Chaos mode: periodically "drop" the addiction and look at degradation (circuit, fallback).
15) Examples of "pieces" of configurations
Nginx/Envoy input shaping:nginx limit_req_zone $binary_remote_addr zone=api:10m rate=20r/s;
server {
location /api/ {
limit_req zone=api burst=40 nodelay;
proxy_read_timeout 0. 6s; # is shorter than SLO proxy_connect_timeout 0. 2s;
}
}
RabbitMQ (prefetch):
basic. qos (prefetch_count = 32) # CPU/IO balance
Kafka consumer (Java fragment):
java props. put(ConsumerConfig. MAX_POLL_RECORDS_CONFIG, 200);
props. put(ConsumerConfig. FETCH_MAX_BYTES_CONFIG, 5_000_000);
props. put(ConsumerConfig. MAX_POLL_INTERVAL_MS_CONFIG, 60_000);
16) Implementation checklist (prod-ready)
- Critical paths are divided into synchronous response and asynchronous processing (SEDA).
- Admission control and competition limits for external dependencies.
- Timeouts are shorter than SLO; retrai ≤ 2, with exponent and jitter; coalessing.
- Circuit breaker + degradation (cache/stub), half-open policy.
- Queues/streams: prefetch/in-flight, DLQ, key batches.
- Idempotency (operation_id/Idempotency-Key), Outbox/Inbox, deduplication.
- Cache: cache-aside, short TTL + event disability.
- DB: pool limits, statement_timeout, indexes, anti-lock strategies.
- WS: message limits, butching, sticky-routing, PDB.

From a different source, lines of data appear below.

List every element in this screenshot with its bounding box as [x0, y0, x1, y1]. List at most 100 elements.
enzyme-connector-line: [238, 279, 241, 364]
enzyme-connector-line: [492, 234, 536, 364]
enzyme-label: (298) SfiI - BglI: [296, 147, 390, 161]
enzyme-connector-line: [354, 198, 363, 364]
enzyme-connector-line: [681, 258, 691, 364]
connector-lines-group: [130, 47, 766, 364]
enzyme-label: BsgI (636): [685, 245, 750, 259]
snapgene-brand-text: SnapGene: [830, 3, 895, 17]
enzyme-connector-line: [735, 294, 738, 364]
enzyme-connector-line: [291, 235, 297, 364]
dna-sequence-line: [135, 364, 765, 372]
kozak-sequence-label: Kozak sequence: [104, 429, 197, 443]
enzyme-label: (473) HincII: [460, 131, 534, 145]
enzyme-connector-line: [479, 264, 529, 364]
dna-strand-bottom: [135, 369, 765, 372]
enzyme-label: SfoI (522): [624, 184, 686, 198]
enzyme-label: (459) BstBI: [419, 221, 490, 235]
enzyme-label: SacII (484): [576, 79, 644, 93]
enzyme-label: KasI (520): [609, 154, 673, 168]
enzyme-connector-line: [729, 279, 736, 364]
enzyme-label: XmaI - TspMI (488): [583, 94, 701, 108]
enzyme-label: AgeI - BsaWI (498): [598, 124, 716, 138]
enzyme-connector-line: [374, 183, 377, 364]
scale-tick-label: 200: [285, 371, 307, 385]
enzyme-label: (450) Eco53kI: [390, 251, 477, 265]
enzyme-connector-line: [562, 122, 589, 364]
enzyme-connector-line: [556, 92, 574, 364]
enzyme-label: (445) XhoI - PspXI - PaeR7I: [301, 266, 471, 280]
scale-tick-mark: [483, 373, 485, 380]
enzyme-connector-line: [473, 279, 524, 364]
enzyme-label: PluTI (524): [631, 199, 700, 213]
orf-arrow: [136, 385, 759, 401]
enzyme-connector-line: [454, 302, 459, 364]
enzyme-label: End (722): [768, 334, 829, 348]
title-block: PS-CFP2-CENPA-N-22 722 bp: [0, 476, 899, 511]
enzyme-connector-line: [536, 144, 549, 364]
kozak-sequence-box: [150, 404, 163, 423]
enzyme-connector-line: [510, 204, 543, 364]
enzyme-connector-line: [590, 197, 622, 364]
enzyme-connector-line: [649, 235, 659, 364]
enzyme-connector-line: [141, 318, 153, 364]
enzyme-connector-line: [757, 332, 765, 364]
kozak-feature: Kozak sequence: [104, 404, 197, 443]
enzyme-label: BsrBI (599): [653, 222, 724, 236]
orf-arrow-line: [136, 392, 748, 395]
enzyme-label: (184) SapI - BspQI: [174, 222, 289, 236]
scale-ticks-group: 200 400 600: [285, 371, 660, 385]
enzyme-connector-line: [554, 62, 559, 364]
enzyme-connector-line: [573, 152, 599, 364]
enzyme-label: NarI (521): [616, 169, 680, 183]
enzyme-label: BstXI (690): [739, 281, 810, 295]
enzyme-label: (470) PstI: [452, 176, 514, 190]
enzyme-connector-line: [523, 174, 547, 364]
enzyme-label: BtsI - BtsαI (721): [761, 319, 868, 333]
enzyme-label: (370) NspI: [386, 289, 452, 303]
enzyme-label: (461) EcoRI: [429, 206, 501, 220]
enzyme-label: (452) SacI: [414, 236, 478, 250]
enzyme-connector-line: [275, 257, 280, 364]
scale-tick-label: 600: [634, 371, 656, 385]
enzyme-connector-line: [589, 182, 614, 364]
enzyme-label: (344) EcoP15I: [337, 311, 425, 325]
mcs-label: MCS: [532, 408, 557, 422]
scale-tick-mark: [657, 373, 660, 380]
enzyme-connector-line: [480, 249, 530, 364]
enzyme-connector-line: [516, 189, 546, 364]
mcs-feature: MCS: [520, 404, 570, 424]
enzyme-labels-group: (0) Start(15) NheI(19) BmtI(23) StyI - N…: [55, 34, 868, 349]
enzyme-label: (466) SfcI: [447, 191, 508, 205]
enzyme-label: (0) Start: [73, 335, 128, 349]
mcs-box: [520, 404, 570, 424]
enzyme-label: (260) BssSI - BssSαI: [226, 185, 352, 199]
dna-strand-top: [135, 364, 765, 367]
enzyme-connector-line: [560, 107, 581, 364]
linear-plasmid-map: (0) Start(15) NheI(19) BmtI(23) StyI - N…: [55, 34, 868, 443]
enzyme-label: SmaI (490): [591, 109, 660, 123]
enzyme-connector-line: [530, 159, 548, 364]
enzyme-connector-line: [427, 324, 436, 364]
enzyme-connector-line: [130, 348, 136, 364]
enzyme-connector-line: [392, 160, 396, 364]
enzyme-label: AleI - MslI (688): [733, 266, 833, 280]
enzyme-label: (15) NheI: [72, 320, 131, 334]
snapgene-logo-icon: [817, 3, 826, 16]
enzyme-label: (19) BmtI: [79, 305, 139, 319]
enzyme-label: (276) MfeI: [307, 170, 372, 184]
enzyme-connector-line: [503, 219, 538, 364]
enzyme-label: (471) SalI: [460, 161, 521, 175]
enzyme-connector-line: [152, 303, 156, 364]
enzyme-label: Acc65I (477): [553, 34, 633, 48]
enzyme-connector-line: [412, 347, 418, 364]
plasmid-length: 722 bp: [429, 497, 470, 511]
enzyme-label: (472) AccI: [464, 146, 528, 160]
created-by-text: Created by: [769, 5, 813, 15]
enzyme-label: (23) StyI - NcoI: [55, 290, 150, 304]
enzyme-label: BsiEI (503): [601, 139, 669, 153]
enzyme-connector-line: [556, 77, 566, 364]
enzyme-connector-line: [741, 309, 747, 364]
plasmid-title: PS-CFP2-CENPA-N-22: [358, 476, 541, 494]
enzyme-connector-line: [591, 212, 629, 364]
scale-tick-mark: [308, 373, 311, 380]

- Observability: backpressure/queues/retries metrics, end-to-end trails, dashboards.
- Load and failure tests (open + closed, burst + soak), green zone criteria.
Resume Summary
A fast backend is not a "make another cache," but a controlled stream: entry is limited, heavy - in the background, each stage with a queue and limits, retrays are rare and smart, and chains are protected by circuit breaker and idempotency. Add timeout discipline, observability and regular stress tests - and your p95/p99 will remain green even under the bursts and whims of external providers.